The libation was developed this past summer as part of the CityTV television show Flat Out Food, which featured host Jenn Sharp going through the process of creating mead with Prairie Bee, including the creation of Bourbon Bochet.
That whole experience was featured in a MooseJawToday.com article last week, which you can read right here.
“It’s a beautiful show, I really enjoyed watching it,” Milburn said. “I love that idea of eating what is grown right here and certainly when we’re talking about honey, Saskatchewan has some of the best honey in the world and we have a lot of it, so there’s no reason we shouldn’t be trying to feature it.”Of course, Prairie Bee has no plans to stop offering the amazing creations that helped build them into what they are today.
“Then we have our old favourites, I’m never going to stop doing blueberry (Blueberry Bliss), I’m never going to stop doing haskap (Haskap Haven), we grow sour cherries and we’ll always have that (Cherry Charm), but it’s fun to play around with flavours and see what we can find,” Milburn said.
Prairie Bee sources their fruit as locally as possible: either growing it themselves, finding a local vendor they can buy from, or going through a Canadian fruit broker if all else fails.
And speaking of their locally-grown fruit, Prairie Bee plans to once again start offering tours of their Grandpa’s Garden farm and winery on May 1, offering a complete look at the entire process that creates their delicious goods.
“A lot of people don’t know what mead is and don’t know what to expect, so a lot of what we do is educational,” Milburn said. “People can come out and we’ll talk about bees and what they do to make honey and the importance of caring for bee population, we’ll talk a bit about the history of mead and how long people have been drinking it and then the operation itself and how we turn honey into something not-so-sweet but lovely and drinkable.”
Those looking to purchase Praire Bee’s offerings can do so at one of the 80 Saskatchewan stores offering their wares or do so through their website at prairiebeemeadery.ca. There, you’ll also find plenty of information on their products as well as lots of answers to any questions you may have.

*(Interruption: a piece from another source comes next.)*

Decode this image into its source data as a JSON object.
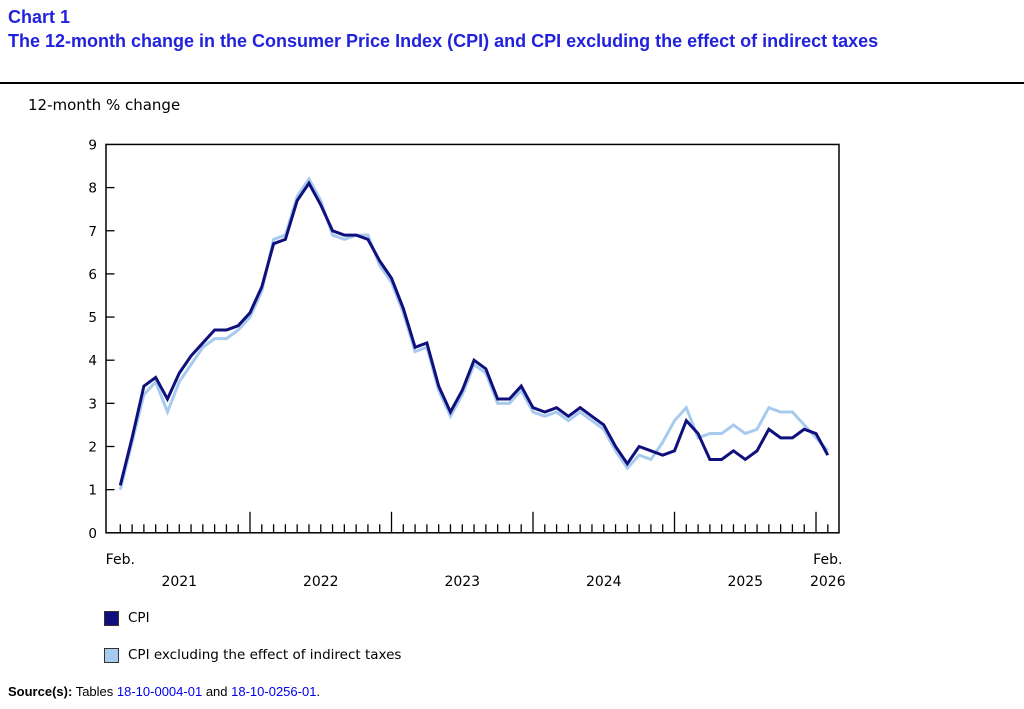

As for the future of Prairie Bee Meadery, it’s all a matter of looking forward to what happens once the pandemic has waned.
“We’re really pinning our hopes on tourism picking up and giving people that lovely experience of visiting us here or out at the farm so that we can meet them face-to-face and give them a taste of what we do,” Milburn said. “It’s always nice when winter is over and spring is here and you can look forward to nice days and fresh air and getting outside and doing something different.”